Critical Response
The work was immediately favoured among students of Oxford and Husbands's Miscellany of Poems (1731) contained a list of subscribers including half of the enrolled students at Pembroke. Although the poem brought him praise, it did not bring him the material benefit he had hoped for. The poem was brought to Pope's attention by Charles Arbuthnot, the son of Pope's friend John Arbuthnot; according to Sir John Hawkins, Pope praised the work when he claimed that he could not tell if it was "the original" or not.

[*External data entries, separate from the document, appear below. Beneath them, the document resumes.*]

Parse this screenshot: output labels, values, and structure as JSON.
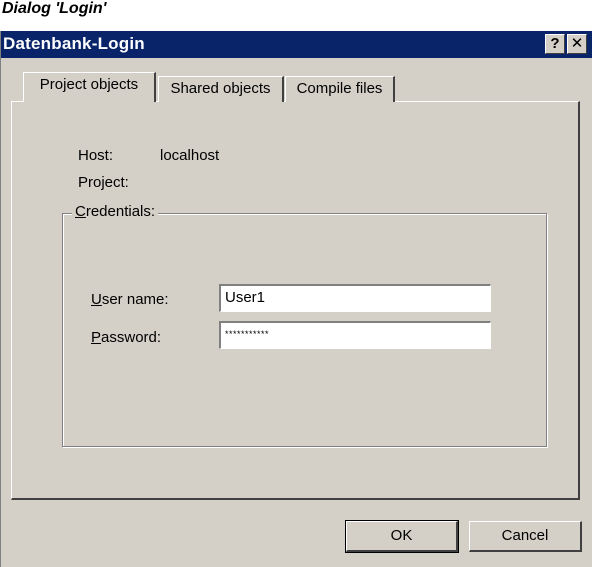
{
  "caption": "Dialog 'Login'",
  "window": {
    "title": "Datenbank-Login",
    "help_label": "?",
    "close_label": "✕"
  },
  "tabs": [
    {
      "label": "Project objects",
      "active": true
    },
    {
      "label": "Shared objects",
      "active": false
    },
    {
      "label": "Compile files",
      "active": false
    }
  ],
  "info": {
    "host_label": "Host:",
    "host_value": "localhost",
    "project_label": "Project:",
    "project_value": ""
  },
  "credentials": {
    "legend": "Credentials:",
    "user_label": "User name:",
    "user_value": "User1",
    "password_label": "Password:",
    "password_value": "***********"
  },
  "buttons": {
    "ok": "OK",
    "cancel": "Cancel"
  },
  "colors": {
    "titlebar": "#0a246a",
    "face": "#d4d0c8"
  }
}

However, John Taylor, his friend, dismissed this incident as "praise" by claiming that "Pope said it was very finely done, but that he had seen it before, and said nothing more either of it or its Authour." Instead of Johnson being the first to send Pope a copy, Johnson's father had already published the translation before Johnson sent a copy to Pope, and Pope could have been remarking about it being a duplication of the published edition that he earlier read. This possibility is reinforced by Johnson becoming "very angry" towards his father. Johnson told Taylor, "if it had not been his Father he would have cut his throat," even though Pope did praise the poem even if it may not have been during the second time Pope saw the work. Regardless, Johnson "had gained great applause" for the poem.
20th-century criticism focused on the poem as a model of Johnson's ability to write; Walter Jackson Bate praised the work and called it a "major effort".